— Погоди.
Снова поднимаюсь наверх, набираю Фирин номер. — Да, знаю, — отвечает Фира.
Я говорю про кладбище. — Какой ужас! — говорит Фира.
Я спускаюсь вниз, мы вскрываем банку тушенки и по очереди черпаем алюминиевыми ложками. Хлеба навалом. Отец оставил буханку. — Это тебе девочка по носу дала? — спрашивает Гриня.
— Нет. Но из-за нее.
— У тебя губы вспухли. Целовался?
— Ага. А что, нельзя?
— Да нет. Девочка у тебя ничего. Большая только.
— Мне — в самый раз.
Вижу, ему охота еще спросить, но не решается. И я тоже молчу. Не выскочка. — Поплачет она, когда ты в Днепропетровск уедешь, — говорит Гриня.
— Там видно будет.
По правде сказать, я еще не решил, поеду ли. Я еще вообще ничего не решил. Если бы Гришки здесь не было, Марго, может, и пришла бы. Я бы ей втихаря открыл ворота. — Не беспокойся, я в кухне лягу, — сказал летчик. — У меня в понедельник все должно решиться: либо институт, либо воздух.

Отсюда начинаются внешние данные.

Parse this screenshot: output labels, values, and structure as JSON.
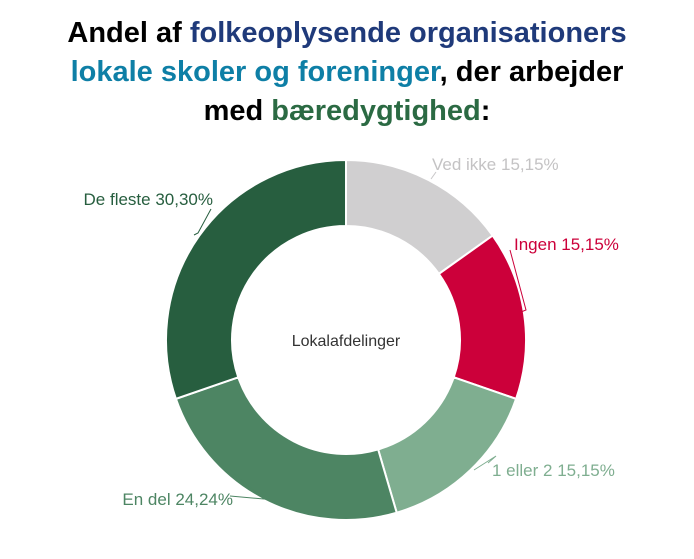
{
  "title": {
    "line1": [
      {
        "text": "Andel af ",
        "color": "#000000"
      },
      {
        "text": "folkeoplysende organisationers",
        "color": "#1f3a7a"
      }
    ],
    "line2": [
      {
        "text": "lokale skoler og foreninger",
        "color": "#0e7fa6"
      },
      {
        "text": ", der arbejder",
        "color": "#000000"
      }
    ],
    "line3": [
      {
        "text": "med ",
        "color": "#000000"
      },
      {
        "text": "bæredygtighed",
        "color": "#2b6a43"
      },
      {
        "text": ":",
        "color": "#000000"
      }
    ]
  },
  "chart_data": {
    "type": "pie",
    "style": "donut",
    "center_label": "Lokalafdelinger",
    "start": "top",
    "direction": "clockwise",
    "slices": [
      {
        "name": "Ved ikke",
        "value": 15.15,
        "value_label": "15,15%",
        "color": "#d0cfd0"
      },
      {
        "name": "Ingen",
        "value": 15.15,
        "value_label": "15,15%",
        "color": "#cc003a"
      },
      {
        "name": "1 eller 2",
        "value": 15.15,
        "value_label": "15,15%",
        "color": "#7fae90"
      },
      {
        "name": "En del",
        "value": 24.24,
        "value_label": "24,24%",
        "color": "#4d8563"
      },
      {
        "name": "De fleste",
        "value": 30.3,
        "value_label": "30,30%",
        "color": "#275e3f"
      }
    ]
  }
}
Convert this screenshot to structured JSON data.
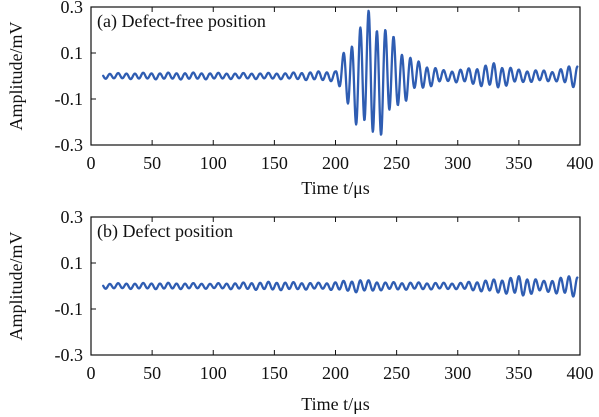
{
  "chart_data": [
    {
      "type": "line",
      "panel_label": "(a) Defect-free position",
      "xlabel": "Time t/μs",
      "ylabel": "Amplitude/mV",
      "xlim": [
        0,
        400
      ],
      "ylim": [
        -0.3,
        0.3
      ],
      "xticks": [
        0,
        50,
        100,
        150,
        200,
        250,
        300,
        350,
        400
      ],
      "yticks": [
        -0.3,
        -0.1,
        0.1,
        0.3
      ],
      "grid": false,
      "series": [
        {
          "color": "#2f5db2",
          "style": "oscillating ultrasonic waveform",
          "envelope_points": [
            {
              "x": 10,
              "y": 0.01
            },
            {
              "x": 40,
              "y": 0.012
            },
            {
              "x": 80,
              "y": 0.013
            },
            {
              "x": 120,
              "y": 0.011
            },
            {
              "x": 160,
              "y": 0.012
            },
            {
              "x": 200,
              "y": 0.02
            },
            {
              "x": 210,
              "y": 0.12
            },
            {
              "x": 220,
              "y": 0.21
            },
            {
              "x": 228,
              "y": 0.25
            },
            {
              "x": 238,
              "y": 0.22
            },
            {
              "x": 250,
              "y": 0.13
            },
            {
              "x": 265,
              "y": 0.06
            },
            {
              "x": 290,
              "y": 0.02
            },
            {
              "x": 310,
              "y": 0.03
            },
            {
              "x": 330,
              "y": 0.05
            },
            {
              "x": 350,
              "y": 0.025
            },
            {
              "x": 380,
              "y": 0.02
            },
            {
              "x": 398,
              "y": 0.05
            }
          ]
        }
      ]
    },
    {
      "type": "line",
      "panel_label": "(b) Defect position",
      "xlabel": "Time t/μs",
      "ylabel": "Amplitude/mV",
      "xlim": [
        0,
        400
      ],
      "ylim": [
        -0.3,
        0.3
      ],
      "xticks": [
        0,
        50,
        100,
        150,
        200,
        250,
        300,
        350,
        400
      ],
      "yticks": [
        -0.3,
        -0.1,
        0.1,
        0.3
      ],
      "grid": false,
      "series": [
        {
          "color": "#2f5db2",
          "style": "oscillating ultrasonic waveform",
          "envelope_points": [
            {
              "x": 10,
              "y": 0.01
            },
            {
              "x": 60,
              "y": 0.012
            },
            {
              "x": 100,
              "y": 0.01
            },
            {
              "x": 150,
              "y": 0.016
            },
            {
              "x": 190,
              "y": 0.012
            },
            {
              "x": 220,
              "y": 0.025
            },
            {
              "x": 240,
              "y": 0.015
            },
            {
              "x": 300,
              "y": 0.012
            },
            {
              "x": 340,
              "y": 0.03
            },
            {
              "x": 352,
              "y": 0.04
            },
            {
              "x": 370,
              "y": 0.02
            },
            {
              "x": 398,
              "y": 0.045
            }
          ]
        }
      ]
    }
  ]
}
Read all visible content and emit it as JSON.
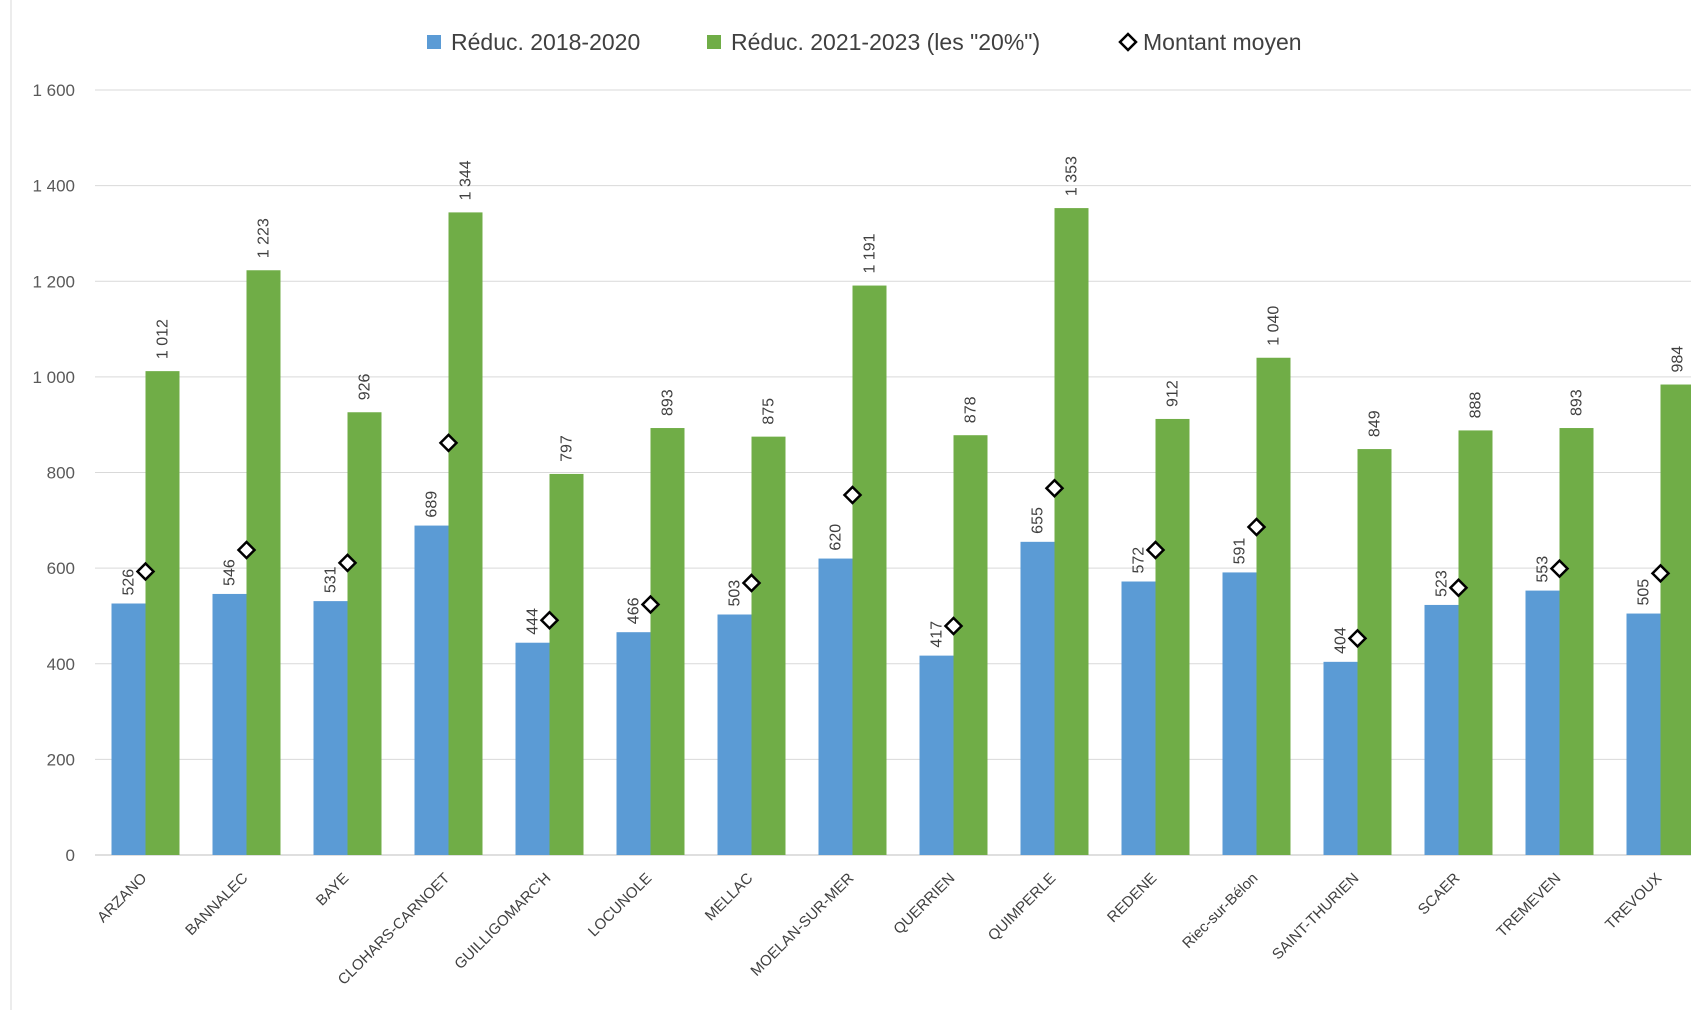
{
  "chart_data": {
    "type": "bar",
    "title": "",
    "xlabel": "",
    "ylabel": "",
    "ylim": [
      0,
      1600
    ],
    "yticks": [
      0,
      200,
      400,
      600,
      800,
      1000,
      1200,
      1400,
      1600
    ],
    "ytick_labels": [
      "0",
      "200",
      "400",
      "600",
      "800",
      "1 000",
      "1 200",
      "1 400",
      "1 600"
    ],
    "grid": true,
    "legend_position": "top",
    "categories": [
      "ARZANO",
      "BANNALEC",
      "BAYE",
      "CLOHARS-CARNOET",
      "GUILLIGOMARC'H",
      "LOCUNOLE",
      "MELLAC",
      "MOELAN-SUR-MER",
      "QUERRIEN",
      "QUIMPERLE",
      "REDENE",
      "Riec-sur-Bélon",
      "SAINT-THURIEN",
      "SCAER",
      "TREMEVEN",
      "TREVOUX"
    ],
    "series": [
      {
        "name": "Réduc. 2018-2020",
        "kind": "bar",
        "color": "#5B9BD5",
        "values": [
          526,
          546,
          531,
          689,
          444,
          466,
          503,
          620,
          417,
          655,
          572,
          591,
          404,
          523,
          553,
          505
        ],
        "labels": [
          "526",
          "546",
          "531",
          "689",
          "444",
          "466",
          "503",
          "620",
          "417",
          "655",
          "572",
          "591",
          "404",
          "523",
          "553",
          "505"
        ]
      },
      {
        "name": "Réduc. 2021-2023 (les \"20%\")",
        "kind": "bar",
        "color": "#70AD47",
        "values": [
          1012,
          1223,
          926,
          1344,
          797,
          893,
          875,
          1191,
          878,
          1353,
          912,
          1040,
          849,
          888,
          893,
          984
        ],
        "labels": [
          "1 012",
          "1 223",
          "926",
          "1 344",
          "797",
          "893",
          "875",
          "1 191",
          "878",
          "1 353",
          "912",
          "1 040",
          "849",
          "888",
          "893",
          "984"
        ]
      },
      {
        "name": "Montant moyen",
        "kind": "marker",
        "marker": "diamond",
        "color": "#000000",
        "values": [
          593,
          638,
          611,
          862,
          491,
          524,
          569,
          753,
          479,
          767,
          638,
          686,
          453,
          559,
          599,
          589
        ]
      }
    ]
  }
}
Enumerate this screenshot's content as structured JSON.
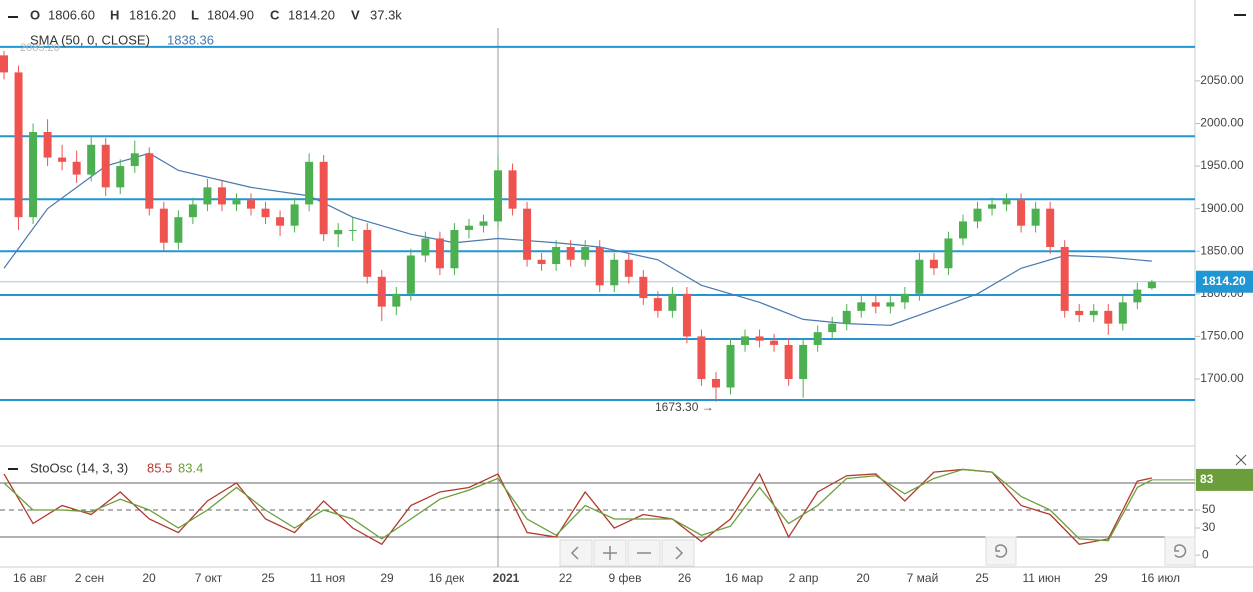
{
  "chart_data": [
    {
      "type": "candlestick",
      "legend": {
        "o_label": "O",
        "o": "1806.60",
        "h_label": "H",
        "h": "1816.20",
        "l_label": "L",
        "l": "1804.90",
        "c_label": "C",
        "c": "1814.20",
        "v_label": "V",
        "v": "37.3k"
      },
      "up_color": "#4caf50",
      "down_color": "#ef5350",
      "ylim": [
        1622.5,
        2145
      ],
      "yticks": [
        {
          "value": 1700,
          "label": "1700.00"
        },
        {
          "value": 1750,
          "label": "1750.00"
        },
        {
          "value": 1800,
          "label": "1800.00"
        },
        {
          "value": 1850,
          "label": "1850.00"
        },
        {
          "value": 1900,
          "label": "1900.00"
        },
        {
          "value": 1950,
          "label": "1950.00"
        },
        {
          "value": 2000,
          "label": "2000.00"
        },
        {
          "value": 2050,
          "label": "2050.00"
        }
      ],
      "levels": [
        2090,
        1985,
        1911,
        1850,
        1798.6,
        1747,
        1675.3
      ],
      "level_color": "#2196d3",
      "price_label": "1814.20",
      "max_label": "2085.20",
      "min_label": "1673.30 →",
      "categories": [
        "16 авг",
        "2 сен",
        "20",
        "7 окт",
        "25",
        "11 ноя",
        "29",
        "16 дек",
        "2021",
        "22",
        "9 фев",
        "26",
        "16 мар",
        "2 апр",
        "20",
        "7 май",
        "25",
        "11 июн",
        "29",
        "16 июл"
      ],
      "candles": [
        [
          2080,
          2085.2,
          2052,
          2060
        ],
        [
          2060,
          2068,
          1875,
          1890
        ],
        [
          1890,
          2000,
          1882,
          1990
        ],
        [
          1990,
          2005,
          1950,
          1960
        ],
        [
          1960,
          1975,
          1945,
          1955
        ],
        [
          1955,
          1968,
          1930,
          1940
        ],
        [
          1940,
          1985,
          1932,
          1975
        ],
        [
          1975,
          1983,
          1915,
          1925
        ],
        [
          1925,
          1958,
          1917,
          1950
        ],
        [
          1950,
          1980,
          1942,
          1965
        ],
        [
          1965,
          1972,
          1892,
          1900
        ],
        [
          1900,
          1908,
          1850,
          1860
        ],
        [
          1860,
          1898,
          1852,
          1890
        ],
        [
          1890,
          1913,
          1882,
          1905
        ],
        [
          1905,
          1935,
          1897,
          1925
        ],
        [
          1925,
          1933,
          1897,
          1905
        ],
        [
          1905,
          1918,
          1897,
          1910
        ],
        [
          1910,
          1918,
          1892,
          1900
        ],
        [
          1900,
          1908,
          1882,
          1890
        ],
        [
          1890,
          1898,
          1868,
          1880
        ],
        [
          1880,
          1913,
          1872,
          1905
        ],
        [
          1905,
          1965,
          1897,
          1955
        ],
        [
          1955,
          1963,
          1862,
          1870
        ],
        [
          1870,
          1883,
          1855,
          1875
        ],
        [
          1875,
          1890,
          1862,
          1875
        ],
        [
          1875,
          1883,
          1812,
          1820
        ],
        [
          1820,
          1828,
          1768,
          1785
        ],
        [
          1785,
          1808,
          1775,
          1800
        ],
        [
          1800,
          1853,
          1792,
          1845
        ],
        [
          1845,
          1873,
          1837,
          1865
        ],
        [
          1865,
          1873,
          1822,
          1830
        ],
        [
          1830,
          1883,
          1822,
          1875
        ],
        [
          1875,
          1888,
          1865,
          1880
        ],
        [
          1880,
          1893,
          1872,
          1885
        ],
        [
          1885,
          1962,
          1877,
          1945
        ],
        [
          1945,
          1953,
          1892,
          1900
        ],
        [
          1900,
          1908,
          1832,
          1840
        ],
        [
          1840,
          1848,
          1827,
          1835
        ],
        [
          1835,
          1863,
          1827,
          1855
        ],
        [
          1855,
          1863,
          1832,
          1840
        ],
        [
          1840,
          1863,
          1832,
          1855
        ],
        [
          1855,
          1863,
          1802,
          1810
        ],
        [
          1810,
          1848,
          1802,
          1840
        ],
        [
          1840,
          1848,
          1812,
          1820
        ],
        [
          1820,
          1828,
          1787,
          1795
        ],
        [
          1795,
          1803,
          1772,
          1780
        ],
        [
          1780,
          1808,
          1772,
          1800
        ],
        [
          1800,
          1808,
          1742,
          1750
        ],
        [
          1750,
          1758,
          1692,
          1700
        ],
        [
          1700,
          1708,
          1673.3,
          1690
        ],
        [
          1690,
          1748,
          1682,
          1740
        ],
        [
          1740,
          1758,
          1732,
          1750
        ],
        [
          1750,
          1758,
          1737,
          1745
        ],
        [
          1745,
          1753,
          1732,
          1740
        ],
        [
          1740,
          1748,
          1692,
          1700
        ],
        [
          1700,
          1748,
          1678,
          1740
        ],
        [
          1740,
          1763,
          1732,
          1755
        ],
        [
          1755,
          1773,
          1747,
          1765
        ],
        [
          1765,
          1788,
          1757,
          1780
        ],
        [
          1780,
          1798,
          1772,
          1790
        ],
        [
          1790,
          1798,
          1777,
          1785
        ],
        [
          1785,
          1798,
          1777,
          1790
        ],
        [
          1790,
          1808,
          1782,
          1800
        ],
        [
          1800,
          1848,
          1792,
          1840
        ],
        [
          1840,
          1848,
          1822,
          1830
        ],
        [
          1830,
          1873,
          1822,
          1865
        ],
        [
          1865,
          1893,
          1857,
          1885
        ],
        [
          1885,
          1908,
          1877,
          1900
        ],
        [
          1900,
          1913,
          1892,
          1905
        ],
        [
          1905,
          1918,
          1897,
          1910
        ],
        [
          1910,
          1918,
          1872,
          1880
        ],
        [
          1880,
          1908,
          1872,
          1900
        ],
        [
          1900,
          1908,
          1847,
          1855
        ],
        [
          1855,
          1863,
          1772,
          1780
        ],
        [
          1780,
          1788,
          1767,
          1775
        ],
        [
          1775,
          1788,
          1767,
          1780
        ],
        [
          1780,
          1788,
          1752,
          1765
        ],
        [
          1765,
          1798,
          1757,
          1790
        ],
        [
          1790,
          1813,
          1782,
          1805
        ],
        [
          1806.6,
          1816.2,
          1804.9,
          1814.2
        ]
      ],
      "sma": {
        "name": "SMA (50, 0, CLOSE)",
        "value_label": "1838.36",
        "color": "#4a77b0",
        "x": [
          0,
          3,
          7,
          10,
          12,
          17,
          21,
          24,
          28,
          31,
          34,
          38,
          41,
          45,
          48,
          52,
          55,
          58,
          61,
          63,
          67,
          70,
          73,
          76,
          79
        ],
        "values": [
          1830,
          1900,
          1950,
          1965,
          1945,
          1925,
          1915,
          1890,
          1870,
          1860,
          1865,
          1860,
          1855,
          1840,
          1810,
          1790,
          1770,
          1765,
          1763,
          1775,
          1800,
          1830,
          1845,
          1843,
          1838.36
        ]
      }
    },
    {
      "type": "line",
      "name": "StoOsc (14, 3, 3)",
      "ylim": [
        -11,
        111
      ],
      "yticks": [
        0,
        30,
        50
      ],
      "levels": [
        80,
        50,
        20
      ],
      "badge": "83",
      "badge_color": "#6b9e3a",
      "x": [
        0,
        2,
        4,
        6,
        8,
        10,
        12,
        14,
        16,
        18,
        20,
        22,
        24,
        26,
        28,
        30,
        32,
        34,
        36,
        38,
        40,
        42,
        44,
        46,
        48,
        50,
        52,
        54,
        56,
        58,
        60,
        62,
        64,
        66,
        68,
        70,
        72,
        74,
        76,
        78,
        79
      ],
      "series": [
        {
          "color": "#b03a2e",
          "value_label": "85.5",
          "values": [
            90,
            35,
            55,
            45,
            70,
            40,
            25,
            60,
            80,
            40,
            25,
            60,
            30,
            12,
            55,
            70,
            75,
            90,
            25,
            20,
            70,
            30,
            45,
            40,
            15,
            40,
            90,
            20,
            70,
            88,
            90,
            60,
            92,
            95,
            92,
            55,
            45,
            12,
            18,
            82,
            85.5
          ]
        },
        {
          "color": "#6b9e3a",
          "value_label": "83.4",
          "values": [
            80,
            50,
            50,
            48,
            62,
            50,
            30,
            50,
            75,
            50,
            30,
            50,
            40,
            18,
            40,
            62,
            72,
            85,
            40,
            22,
            55,
            40,
            40,
            40,
            22,
            32,
            75,
            35,
            55,
            85,
            88,
            68,
            85,
            95,
            92,
            65,
            50,
            18,
            16,
            75,
            83.4
          ]
        }
      ]
    }
  ]
}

— Ляжешь со мной. Может, они еще поживут у теткиной кузины. Может, они вообще с поезда на поезд. Тогда плакал этот строительный. Не волнуйся. Они не рассчитывали у меня жить. Тетка с мамашей, как собака с кошкой. Не расстраивайся. Иди лучше свою четырехглазую ищи. Только, по-моему, она никакая не прости господи… Наверно, где-нибудь на заводе вкалывает. Ты бы вообще в справочном бюро спросил.
— А ведь правда, — сказал Гришка. — И как в голову не пришло!
22 Поезд опоздал всего на три часа. Я сидел в этом ангаре на лавке, похожей на скамьи в судебных камерах, и давил за милую душу. Фира приоделась, намазала губы и ругала моего отца на чем свет стоит. Она не верила, что он раньше не мог приехать. Уверяла, что он нарочно выжидал, пока мать улетит. Я отвечал вяло, делал вид, что засыпаю и в конце концов вправду уснул. Она пыталась вякать, что яблоко от яблони… Но я слышал только самое начало. Снилась мне всякая галиматья. Помню, что в основном — футбол. Наверно, потому, что шум на Казанском вокзале был как на «Динамо». Кто-то несся по полю, то ли Бобер, то ли Федотов, и бил все время мимо ворот. Но потом оказалось, что это я сам, причем не в бутсах, а в сапогах и в синей безрукавке. Где-то я успел вывернуть ее на другую сторону. Потом мне все-таки удалось втолкнуть мяч в ворота, но в воротах никого не было. Я глянул на трибуны, и они тоже были пустые. Тогда я вспомнил, что футбол будет только в три, а мне уже в два надо быть на кладбище. Сон как рукой смахнуло. За всеми этими событиями позабыл про футбол. А ведь Ритка ждет! Я встал со скамейки и поплелся к телефону-автомату. Была очередь. Я дождался, вошел в будку, набрал номер, но после последней цифры нажал на рычаг. Разговаривать расхотелось. Что ей до моих дел, моих мертвецов и родителей. Вчера вел себя как дурак, себя и ее обманывал. Сейчас в огромном вокзальном зале чувствовал себя круглым идиотом. Проворонил свое счастье, Коромыслов! И говорить нечего… Я еще разок набрал номер, снова рванул рычаг и выполз из будки. Только поначалу в вагонной толчее мне показалось, что они совсем не изменились. Но, когда вынес на перрон чемоданы и Берта второй раз обнялась с Фирой, я увидел, что Коромысловы уже не те… Нет, не то чтоб они поседели. Просто стали какими-то заброшенными. И вдруг я понял, что, кроме меня, у них никого нет на свете. — Иосиф совсем опустился, — говорила Берта. Она была как заведенная. — У него один бзик — еда. Женился или, как это точнее, сошелся с хлеборезчицей.
— Ну, ладно, — осадил ее Федор.
Он был в синей габардиновой гимнастерке с отложным воротничком и в таких же галифе. Рукав был заправлен за пояс. В 30-м году Федору в какой-то деревне прострелили руку. Началась гангрена, пришлось отрезать почти по плечо. Что-то в Федоре было жутко довоенное, хотя гимнастерка была новая, неношенная. У Берты губы не были накрашены. — Ты нас совсем забыл, — сказала она на перроне. В вагоне только припала к моей безрукавке и плакала, целуя мое лицо. Оно у меня и сейчас было мокрым от ее слез.